The fact that the jitters over Prime Minister Shinzo Abe's statement marking the 70th anniversary of the end of World War II have been going on for months highlights just how controversial the way in which Japan comes to terms with its wartime past, particularly its aggression against and colonial rule of its Asian neighbors, remains. Postwar reconciliation with China, which bore the brunt of Japan's aggression, and South Korea, which was under Japanese colonial rule for 35 years until Japan's 1945 defeat, can hardly be deemed achieved even decades after Japan normalized diplomatic relations with them.

Whatever specific words the prime minister intends to use in the text he delivers on the eve of the day marking the war's ending, it would perhaps be naive to assume that a single anniversary statement will settle once for all the seeds of disputes relating to Japan's modern history with its neighbors. What matters more is that Japan's behavior and actions back up the words spoken by its leaders.

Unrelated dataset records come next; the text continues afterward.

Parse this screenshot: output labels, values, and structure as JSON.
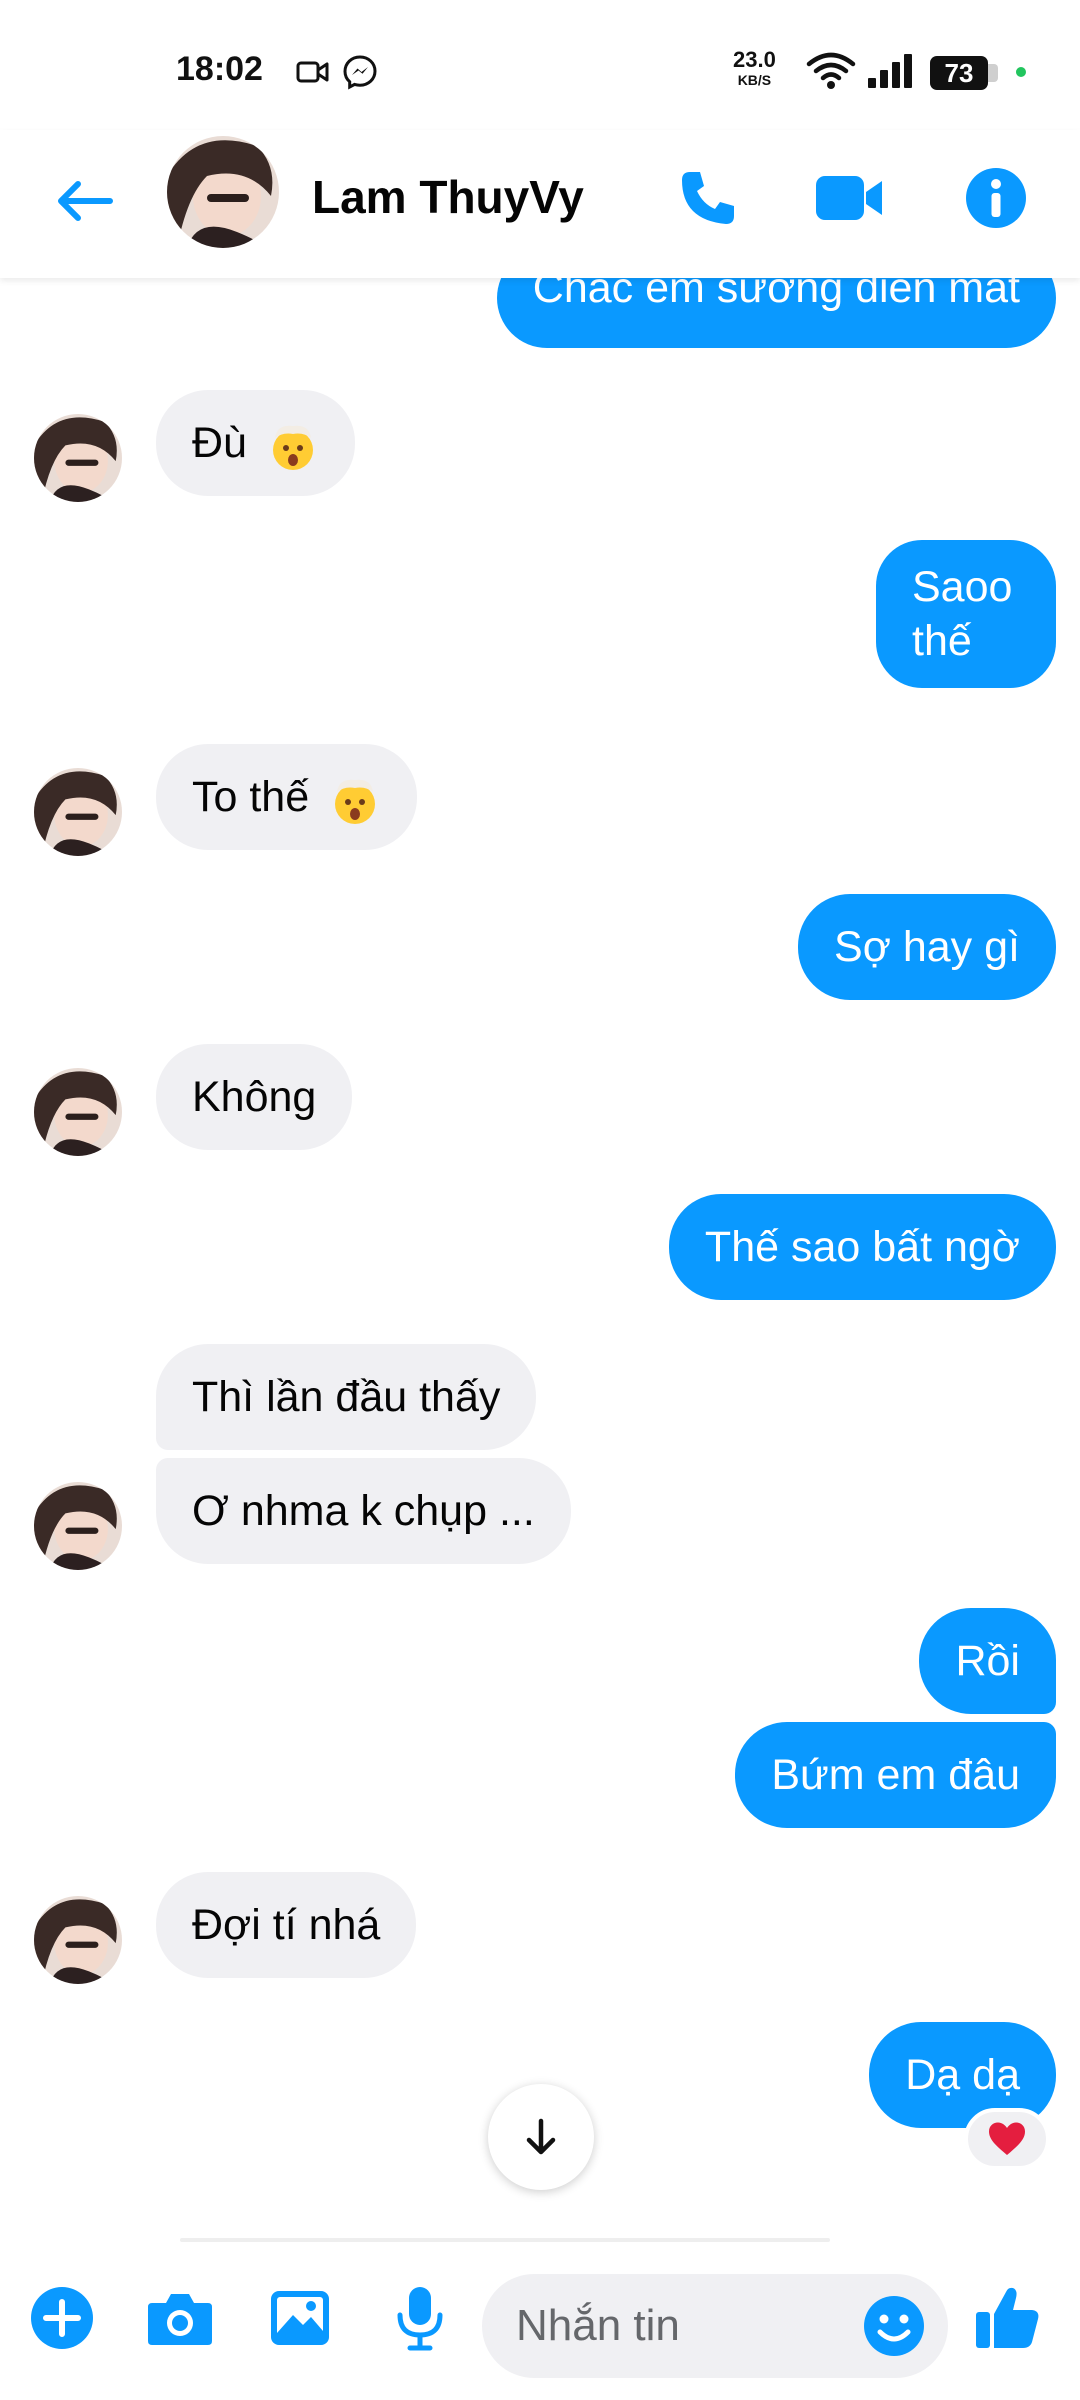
{
  "status_bar": {
    "time": "18:02",
    "speed_value": "23.0",
    "speed_unit": "KB/S",
    "battery": "73",
    "icons": [
      "video-record-icon",
      "messenger-icon",
      "wifi-icon",
      "signal-icon",
      "battery-icon"
    ]
  },
  "header": {
    "contact_name": "Lam ThuyVy",
    "buttons": [
      "back-arrow-icon",
      "phone-call-icon",
      "video-call-icon",
      "info-icon"
    ],
    "accent_color": "#0a99ff"
  },
  "messages": [
    {
      "side": "out",
      "text": "Chắc em sướng điên mất"
    },
    {
      "side": "in",
      "text": "Đù",
      "emoji": "exploding-head"
    },
    {
      "side": "out",
      "text": "Saoo thế"
    },
    {
      "side": "in",
      "text": "To thế",
      "emoji": "exploding-head"
    },
    {
      "side": "out",
      "text": "Sợ hay gì"
    },
    {
      "side": "in",
      "text": "Không"
    },
    {
      "side": "out",
      "text": "Thế sao bất ngờ"
    },
    {
      "side": "in",
      "text": "Thì lần đầu thấy"
    },
    {
      "side": "in",
      "text": "Ơ nhma k chụp ..."
    },
    {
      "side": "out",
      "text": "Rồi"
    },
    {
      "side": "out",
      "text": "Bứm em đâu"
    },
    {
      "side": "in",
      "text": "Đợi tí nhá"
    },
    {
      "side": "out",
      "text": "Dạ dạ",
      "reaction": "heart"
    }
  ],
  "composer": {
    "placeholder": "Nhắn tin",
    "buttons": [
      "plus-icon",
      "camera-icon",
      "gallery-icon",
      "microphone-icon",
      "emoji-icon",
      "like-icon"
    ]
  },
  "colors": {
    "outgoing_bubble": "#0a99ff",
    "incoming_bubble": "#f0f0f3",
    "icon_blue": "#0a99ff"
  }
}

When Abe announced that he would issue a statement commemorating the 70th year after the war, an obvious question popped up — whether he would follow what Prime Minister Tomiichi Murayama stated 20 years ago to mark half a century after the end of World War II — because Abe had earlier openly cast doubts about the so-called Murayama statement of 1995, in which the Socialist leader of a coalition government with the Liberal Democratic Party expressed "deep remorse and heartfelt apology" over Japan's wartime aggression and colonial rule of other countries in Asia. Abe triggered more political jitters when he indicated he would not repeat the exact words used in the earlier statement, although he said that his administration inherits the statements by past Japanese governments "as a whole."